Following the success of the Cuban Revolution, and the subsequent mass emigration of Cuban-Chinese to the United States, the number of ethnic Chinese in the neighborhood dropped sharply, and with them, the popularity of their restaurants.

Havana is also the only Chinatown that has its own cemetery (Cementerio General Chino, in Chinese: 中华总义山). It is located in Nuevo Vedado.

In the 1990s, the commercial premises were restored and celebrations of Chinese New Year and the anniversaries of the arrival of the first immigrants began to be held. Currently, only a very small portion of the Chinatown is inhabited by Cuban Chinese and their descendants.

== Culture ==
=== Associations ===
Founded in 1893, the Casino Chung Wah is a social club that represents the Chinese community on the island.
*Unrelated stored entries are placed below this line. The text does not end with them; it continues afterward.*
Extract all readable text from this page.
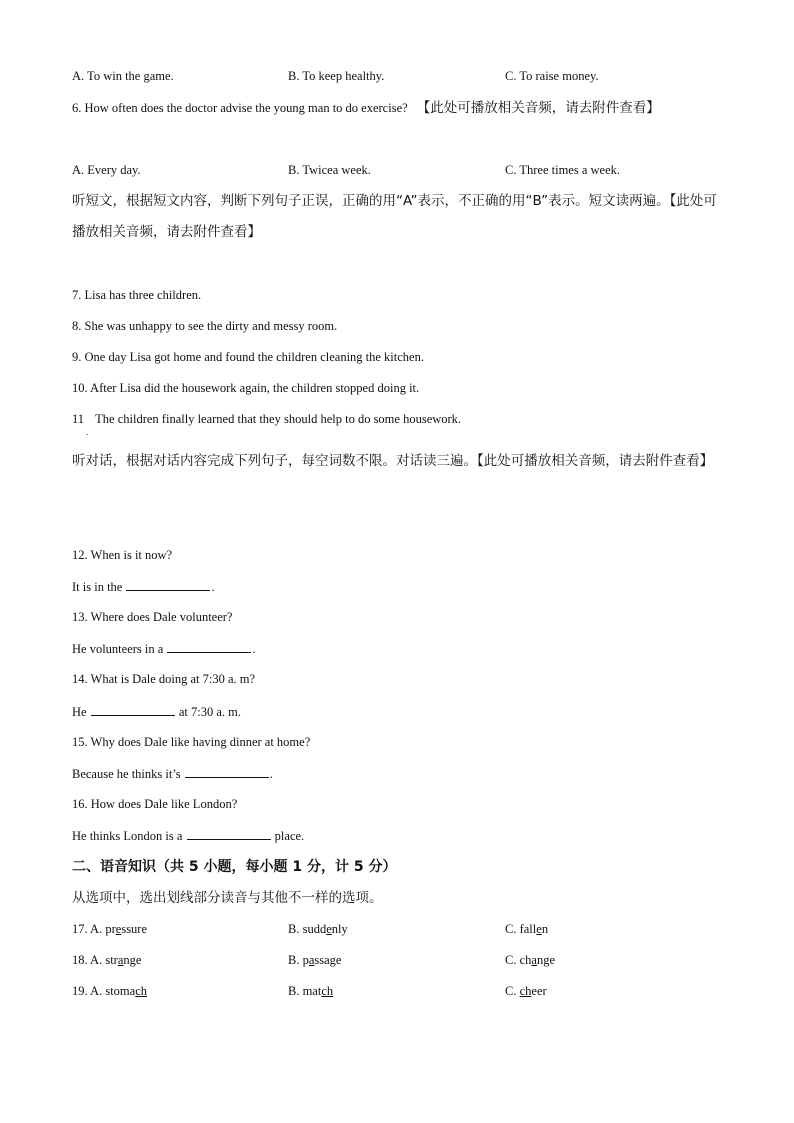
A. To win the game.	B. To keep healthy.	C. To raise money.
6. How often does the doctor advise the young man to do exercise? 【此处可播放相关音频，请去附件查看】
A. Every day.	B. Twicea week.	C. Three times a week.
听短文，根据短文内容，判断下列句子正误，正确的用“A”表示，不正确的用“B”表示。短文读两遍。【此处可播放相关音频，请去附件查看】
7. Lisa has three children.
8. She was unhappy to see the dirty and messy room.
9. One day Lisa got home and found the children cleaning the kitchen.
10. After Lisa did the housework again, the children stopped doing it.
11 The children finally learned that they should help to do some housework.
.
听对话，根据对话内容完成下列句子，每空词数不限。对话读三遍。【此处可播放相关音频，请去附件查看】
12. When is it now?
It is in the	.
13. Where does Dale volunteer?
He volunteers in a	.
14. What is Dale doing at 7:30 a. m?
He	at 7:30 a. m.
15. Why does Dale like having dinner at home?
Because he thinks it’s	.
16. How does Dale like London?
He thinks London is a	place.
二、语音知识（共 5 小题，每小题 1 分，计 5 分）
从选项中，选出划线部分读音与其他不一样的选项。
17. A. pressure	B. suddenly	C. fallen
18. A. strange	B. passage	C. change
19. A. stomach	B. match	C. cheer
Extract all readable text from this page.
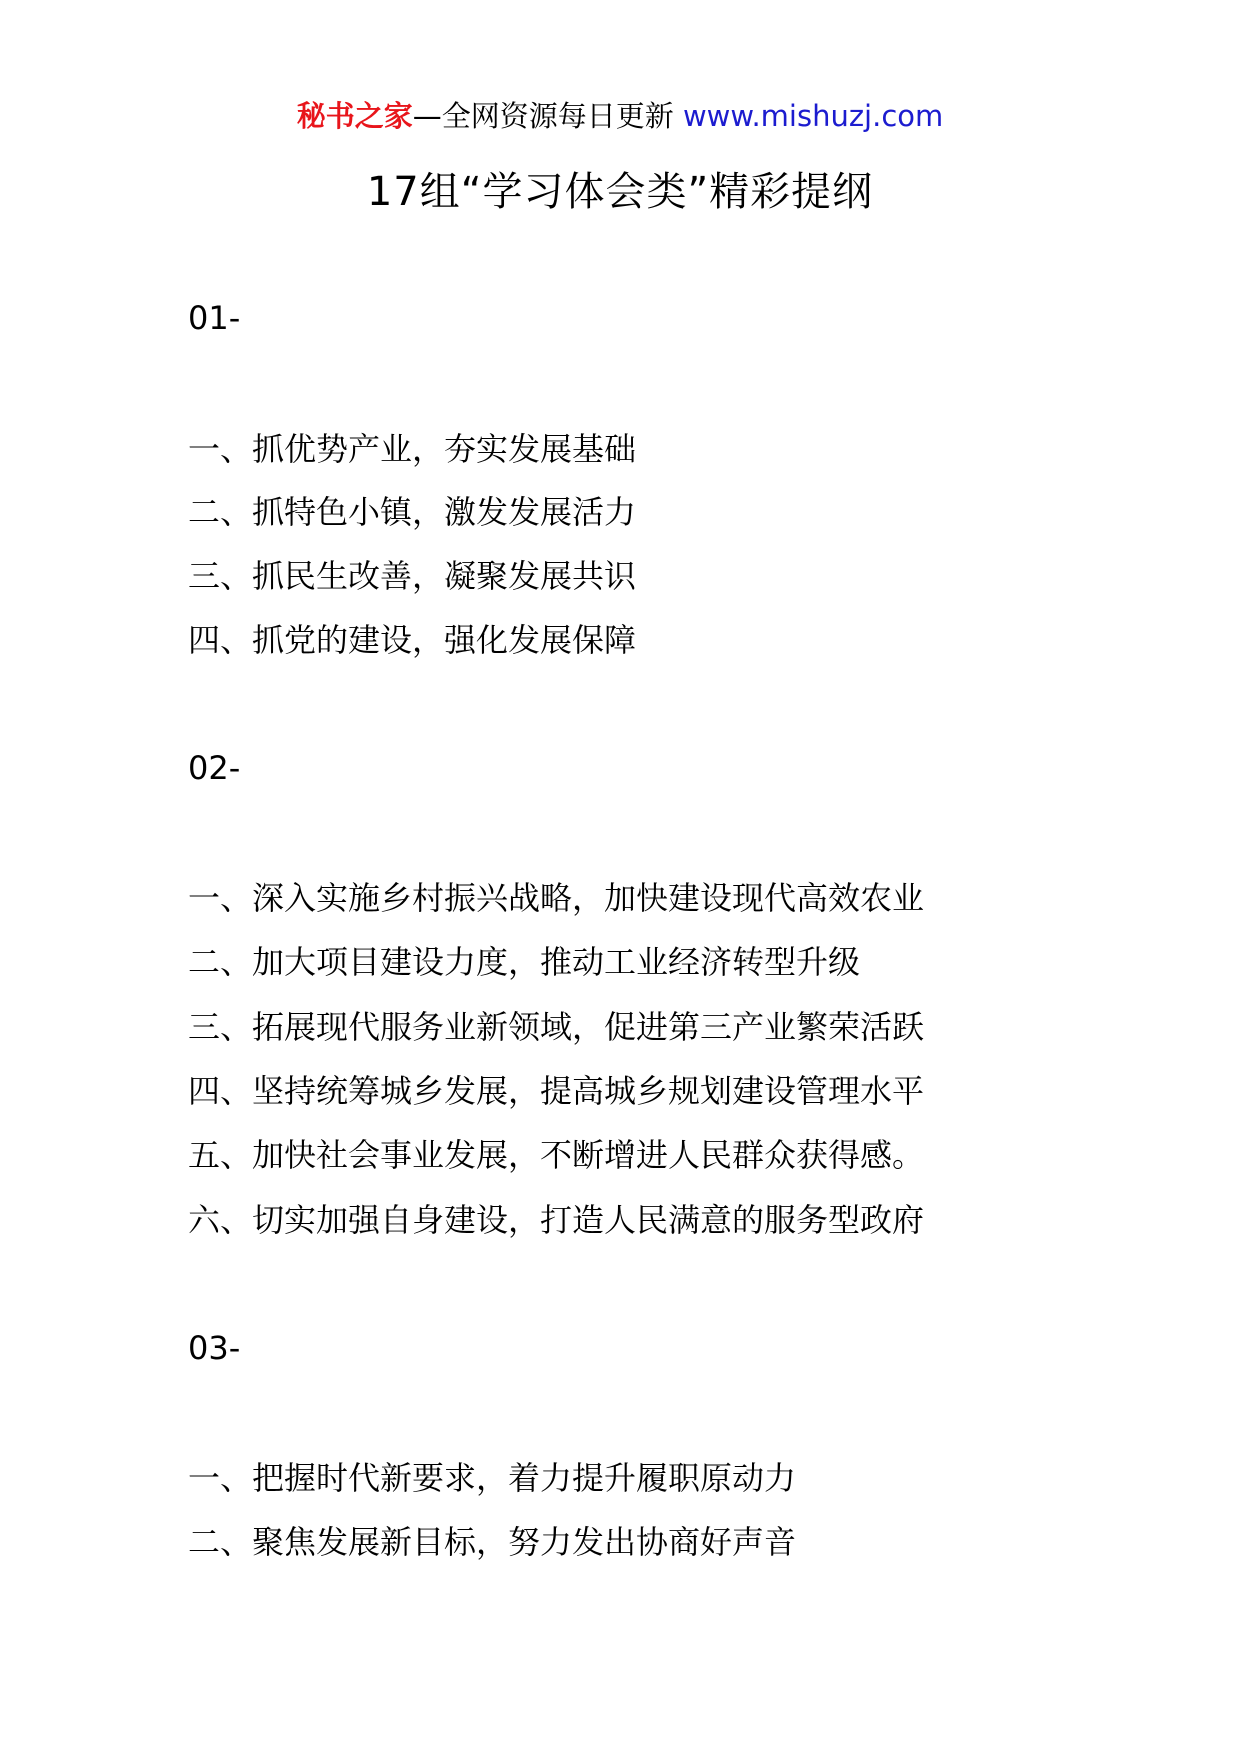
秘书之家—全网资源每日更新 www.mishuzj.com
17组“学习体会类”精彩提纲
01-
一、抓优势产业，夯实发展基础
二、抓特色小镇，激发发展活力
三、抓民生改善，凝聚发展共识
四、抓党的建设，强化发展保障
02-
一、深入实施乡村振兴战略，加快建设现代高效农业
二、加大项目建设力度，推动工业经济转型升级
三、拓展现代服务业新领域，促进第三产业繁荣活跃
四、坚持统筹城乡发展，提高城乡规划建设管理水平
五、加快社会事业发展，不断增进人民群众获得感。
六、切实加强自身建设，打造人民满意的服务型政府
03-
一、把握时代新要求，着力提升履职原动力
二、聚焦发展新目标，努力发出协商好声音
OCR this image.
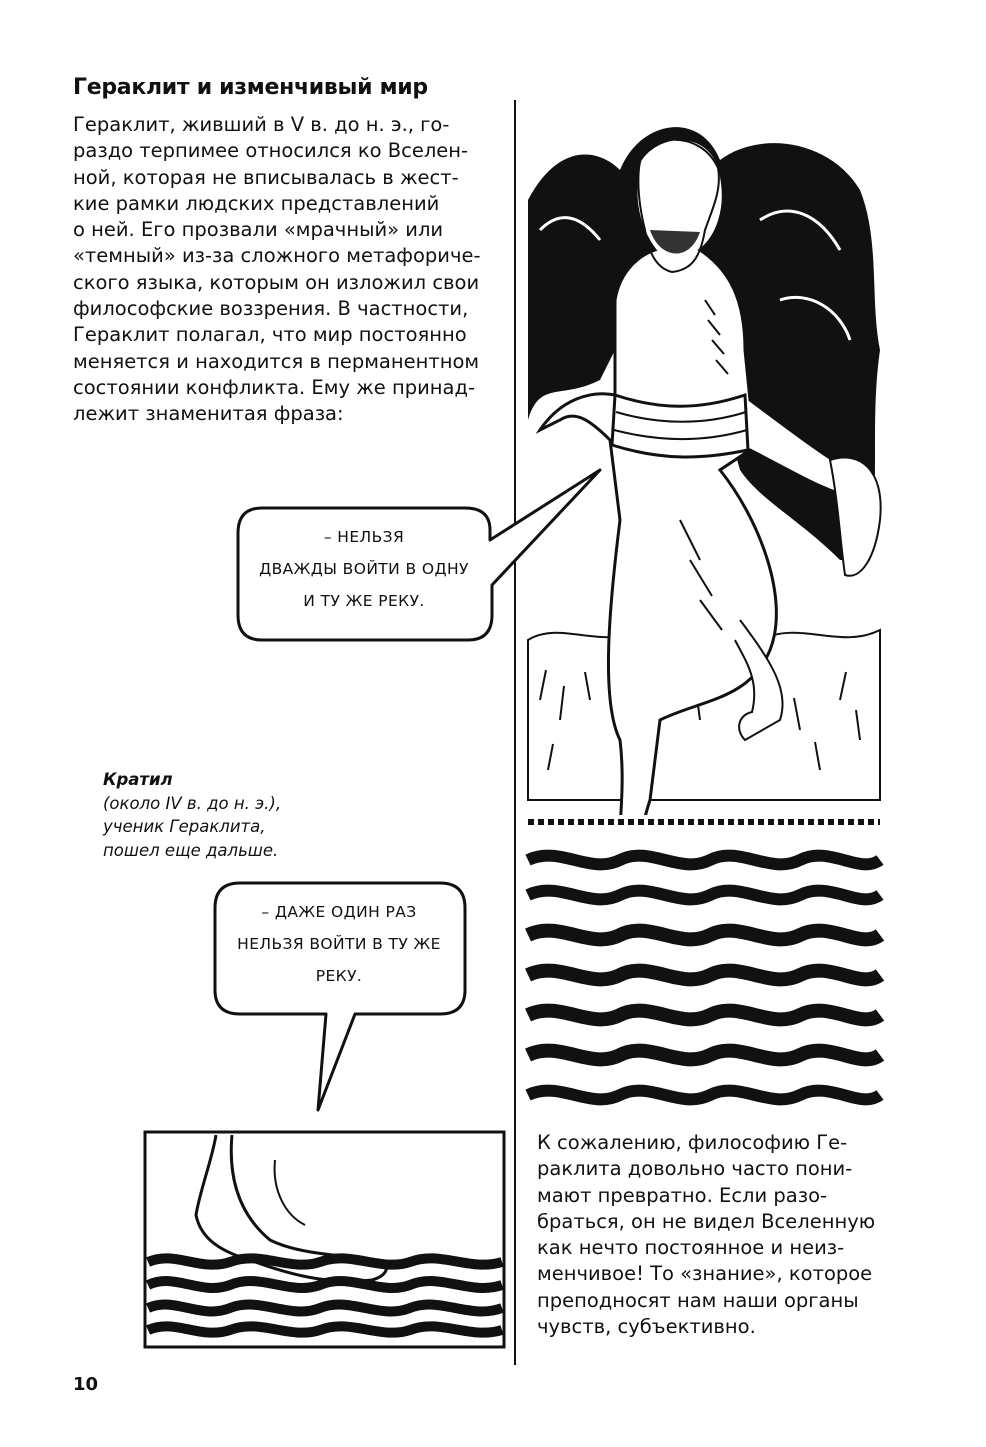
Гераклит и изменчивый мир
Гераклит, живший в V в. до н. э., го-
раздо терпимее относился ко Вселен-
ной, которая не вписывалась в жест-
кие рамки людских представлений
о ней. Его прозвали «мрачный» или
«темный» из-за сложного метафориче-
ского языка, которым он изложил свои
философские воззрения. В частности,
Гераклит полагал, что мир постоянно
меняется и находится в перманентном
состоянии конфликта. Ему же принад-
лежит знаменитая фраза:
– НЕЛЬЗЯ
ДВАЖДЫ ВОЙТИ В ОДНУ
И ТУ ЖЕ РЕКУ.
Кратил
(около IV в. до н. э.),
ученик Гераклита,
пошел еще дальше.
– ДАЖЕ ОДИН РАЗ
НЕЛЬЗЯ ВОЙТИ В ТУ ЖЕ
РЕКУ.
К сожалению, философию Ге-
раклита довольно часто пони-
мают превратно. Если разо-
браться, он не видел Вселенную
как нечто постоянное и неиз-
менчивое! То «знание», которое
преподносят нам наши органы
чувств, субъективно.
10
It is headquartered in Havana. By the mid-20th century there were some 60 Chinese associations throughout Cuba.
There is also the House of Chinese Arts and Traditions (in Chinese: 中华传统艺术馆), where seminars, exhibitions and colloquia are held, along with other activities such as culinary arts, dance, martial arts, painting and sculpture. The Promoter Group of the Chinatown was created in the 1990s to revive the Chinese roots and history of the Havana neighborhood. The School of Chinese Language and Arts opened its doors in 1993.
=== Journalism ===
Kwong Wah Po («Brilliant China», in Chinese: 光华报) is the only Cuban newspaper published in the Chinese language from Havana's Chinatown. It has four pages: three of them in Chinese and the last in Spanish. It has a print run of 600 copies per month and is aimed at the Chinese community with national and international news. It has been published by the Casino Chung Wah institution since March 20, 1928. Its typographic process is carried out using ancient techniques through a Linotype machine from 1900. Eight people work on the publication, three of whom are Chinese.